Assignment 1

Instructions

Use this .rmd template to answer the 3 questions below. Once you have done this, you can knit the document to HTML and upload this document to moodle/e-class. I will only accept HTML documents, no exceptions.

Please read all of the assignment before attempting it.

Introduction

This assignment is meant to be a tutorial on using R markdown to “knit” together text, and statistical input and output. There will be a short video that accompanies this document to help get you started.

A basic ability to work with data, perform statistical analysis and interpret statistical output are part of the learning objectives of this course. R will be how we perform the statistical analysis, and Rmarkdown will be how we present our analysis. Markdown is a markup language used to produced documents in with a simple text syntax. Just some basics:

Section headers are done with the pound sign

Section 1

New subsection

Lists are done enumerated

first,
second,
third.

Or itemized

first,
second,
third

The spacing is important.

We can write in math by using the dollar sign notation. This is an inline equation $Y_i = \beta_0 + \beta_1x_i + u_i$ and the double dollar sign notation for regular equations:

\[ Y_i = \beta_0 + \beta_1x_i + u_i \]

That is all the basic markdown syntax required for this course. The cheat sheet is a good reference.

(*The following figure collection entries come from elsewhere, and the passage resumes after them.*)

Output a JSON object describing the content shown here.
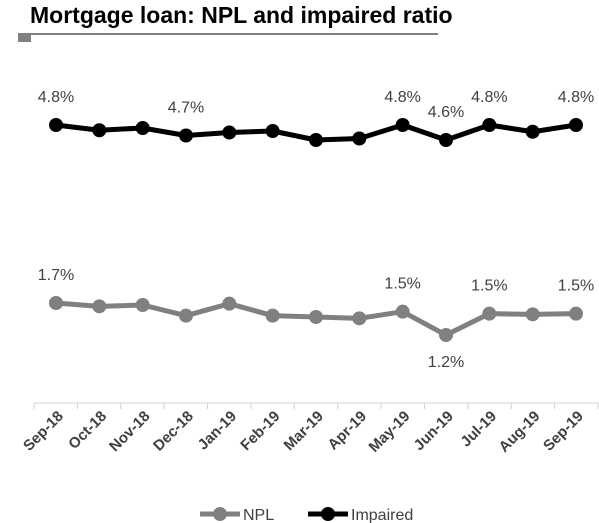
{
  "chart_data": {
    "type": "line",
    "title": "Mortgage loan: NPL and impaired ratio",
    "categories": [
      "Sep-18",
      "Oct-18",
      "Nov-18",
      "Dec-18",
      "Jan-19",
      "Feb-19",
      "Mar-19",
      "Apr-19",
      "May-19",
      "Jun-19",
      "Jul-19",
      "Aug-19",
      "Sep-19"
    ],
    "series": [
      {
        "name": "NPL",
        "color": "#808080",
        "values": [
          1.68,
          1.63,
          1.65,
          1.49,
          1.67,
          1.49,
          1.47,
          1.45,
          1.55,
          1.2,
          1.52,
          1.51,
          1.52
        ],
        "labels": [
          "1.7%",
          null,
          null,
          null,
          null,
          null,
          null,
          null,
          "1.5%",
          "1.2%",
          "1.5%",
          null,
          "1.5%"
        ],
        "label_position": [
          "above",
          null,
          null,
          null,
          null,
          null,
          null,
          null,
          "above",
          "below",
          "above",
          null,
          "above"
        ]
      },
      {
        "name": "Impaired",
        "color": "#000000",
        "values": [
          4.8,
          4.73,
          4.76,
          4.66,
          4.7,
          4.72,
          4.6,
          4.62,
          4.8,
          4.6,
          4.8,
          4.71,
          4.8
        ],
        "labels": [
          "4.8%",
          null,
          null,
          "4.7%",
          null,
          null,
          null,
          null,
          "4.8%",
          "4.6%",
          "4.8%",
          null,
          "4.8%"
        ],
        "label_position": [
          "above",
          null,
          null,
          "above",
          null,
          null,
          null,
          null,
          "above",
          "above",
          "above",
          null,
          "above"
        ]
      }
    ],
    "legend": "bottom",
    "grid": false,
    "axes_visible": {
      "x": true,
      "y": false
    }
  }
}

Input statistical commands

There are two ways to input statistical commands in Rmarkdown. The main one is called a code-chunk. They are started with three ticks (beside the one key) and then {r}, and then closed with three ticks. You can put them anywhere in the document. A code chunk is set up properly when it turns shaded gray in the markdown editor. Inside a code chunk, it is no longer a markdown language, but the R language.

Data management

I will always use the tidyverse syntax in this course. In terms of data management, there are three main commands to know. These are filter(), select(), and mutate(). The filter command subsets rows with a logical argument. Select subsets columns by selecting variables – there will not be much need for this. Finally, we can create or alter variables by sign mutate(). I will demonstrate below. For the first couple of assignments, I will provide the code, so this is just a reference so that you can learn how the code works.

R is a an object orientated programming language. This means that we will create objects and manipulate them. Data is an object and, as we will see, so are regression models. Here is some basic usage:

# the pound sign is meant to comment within the code.  R ignores any line starting with a pound sign.

# Load data
data('CPS1985')

# Create data frame called df from CPS1985, and do some basic data management
df <- CPS1985 %>% 
  filter(education > 7, wage < 30) %>% 
  mutate(age_squared = age * age,
         BA = ifelse(education >= 16, 1, 0))

In the above code, I did the following:

Loaded the data CPS1985 from the package AER
I created a new data frame called df from CPS1985 using the assignment operator <-, this is called the “create and assign” approach,
I subsetted or selected only observations with education greater than 7 and wage less than 30,
I created two new variables, age squared and a dummy variable for having a Bachelor’s degree (if education >= 16).

This is nearly all of the data management commands we will require for this course. I will introduce a few more commands as we go along, but these will come up a lot.

Basic statistical commands

Lets start with the basic question of examining wages of those with a Bachelor’s degree (BA = 1). We have to know some basic statistical commands and how to tell R what data to work with. The most basic commands are mean(), var(), sd(), and sum(). Suppose we want to know the average wage of degree holders – this is a conditional mean, the mean wage of those with a bachelor degree. We can start a code chunk and work with the data from called df we created above:

mean(df$wage[df$BA == 1], na.rm = T)

## [1] 12.02183

Lets break down this command.

we called the function mean(). This command will always fail if there are any missing data. This can occur, for example, if for some observation they refuse to answer a survey question. Since this happens from time to time, we will use the option na.rm = T which stands for not applicable remove equals true. I always use it for mean() and the othe basic functions.
Inside the function mean() we have to tell R what data to use. We tell it to use the data frame called df and the column called wage by the syntax df$wage.
Since we want a conditional mean, we have to tell R what rows to use. We want to use all observations who have a bachelor degree. These are denoted by the variable BA being one. Thus, we use the syntax [df$BA == 1]. Put together, the line df$wage[df$BA == 1] says use the column wage in the data df and use rows where the variable BA is equal to 1 in the data frame df.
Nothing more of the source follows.